Anderson Arena has been a safe haven for the Bowling Green basketball team in recent years. No matter what trials they face on the road, at home a seismic student section could propel the Falcons over most anybody. BG was 364 days removed from their last loss at Anderson heading into Saturday’s game against Northern Illinois.
Saturday, however, the law of averages caught up with the Falcons and shook them. The home winning streak failed to reach a full year as BG fell 63-46.
It was the kind of game that ends a winning streak, an all-out flogging by a red-hot team.
Northern Illinois increased their winning streak to five games. They haven’t lost since a 64-63 home defeat to BG at the start of the month.
“I thought that Northern Illinois is really doing a good job,” BG coach Dan Dakich said. “When we played them a couple of weeks ago, they had lost by 30 at home, they had lost bad to Marshall, and we beat them on a buzzer-beater.
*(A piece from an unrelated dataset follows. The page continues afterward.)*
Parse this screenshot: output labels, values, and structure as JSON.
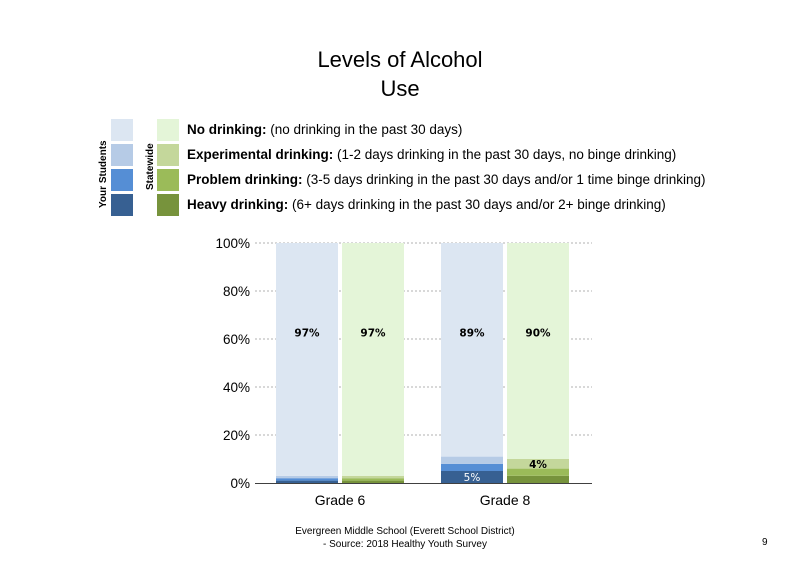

But they have found a way to win.”
The Huskies capitalized on a sluggish Falcon team still overcoming possible shellshock from a 22-point loss at Western Michigan during the week. The Northern Illinois defense focused on hounding Kevin Netter and John Reimold, BG’s top two offensive players this year. The swarming zone defense forced turnovers, and a slow BG transition game allowed the Huskies some relatively uncontested lanes to the basket, plus second-shot opportunities.
“Today we tried to make a concerted effort to challenge every shot,” Northern Illinois coach Rob Judson said. “Our players had a very good focus on that.”
The Falcons weren’t any more vigilant getting back to the offensive end. Of their 10 rebounds in the first half, none were offensive.
BG’s ball handlers looked, on some occasions, downright groggy. Players were unable to cleanly corral passes and, on one occasion, a pass intended to find a cutting Reimold under the basket sailed behind him and out of bounds.
What hurt BG the most, however, was a stone-cold shooting game. Besides Netter and Reimold, no BG player converted more than one field goal in the game.
“Shots didn’t go in, and sometimes that just tightens you up,” Dakich said. “That’s what it seemed like it did to us. We missed some shots in the worst way, in and out.”
P.J. Smith and Marcus Smallwood led the offense for Northern Illinois with 20 and 11 points, respectively. The Huskies’ shooting percentage for the game wasn’t glowing at 42.9 percent, but they did exploit a step-slow BG team to the fullest, taking 26 foul shots, converting 22. Smith, Smallwood, Jamel Staten and Mike Morrison were all perfect from the line, a combined 17-for-17.
The Falcons were hit hard by foul trouble. Cory Eyink fouled out with less than three minutes to play, and Netter, Ryan and Jabari Mattox all had four fouls.
Despite the defensive pressure, Reimold wriggled free long enough to stroke five three-pointers. His 18 points were one of the few things that kept the game from getting totally away from BG. Netter fought through the clogged paint for 11 points. His first two field goals of the game were dunks, meaning that combined with last week’s game against Akron, five straight home field goals for Netter were of the slam variety.
The Falcons did have a brief infusion of life midway through the second half. A Mattox lay-up sparked an 11-0 run that cut an 18-point deficit to seven at 42-35. Then the Huskies scored the next five points and put the game out of question.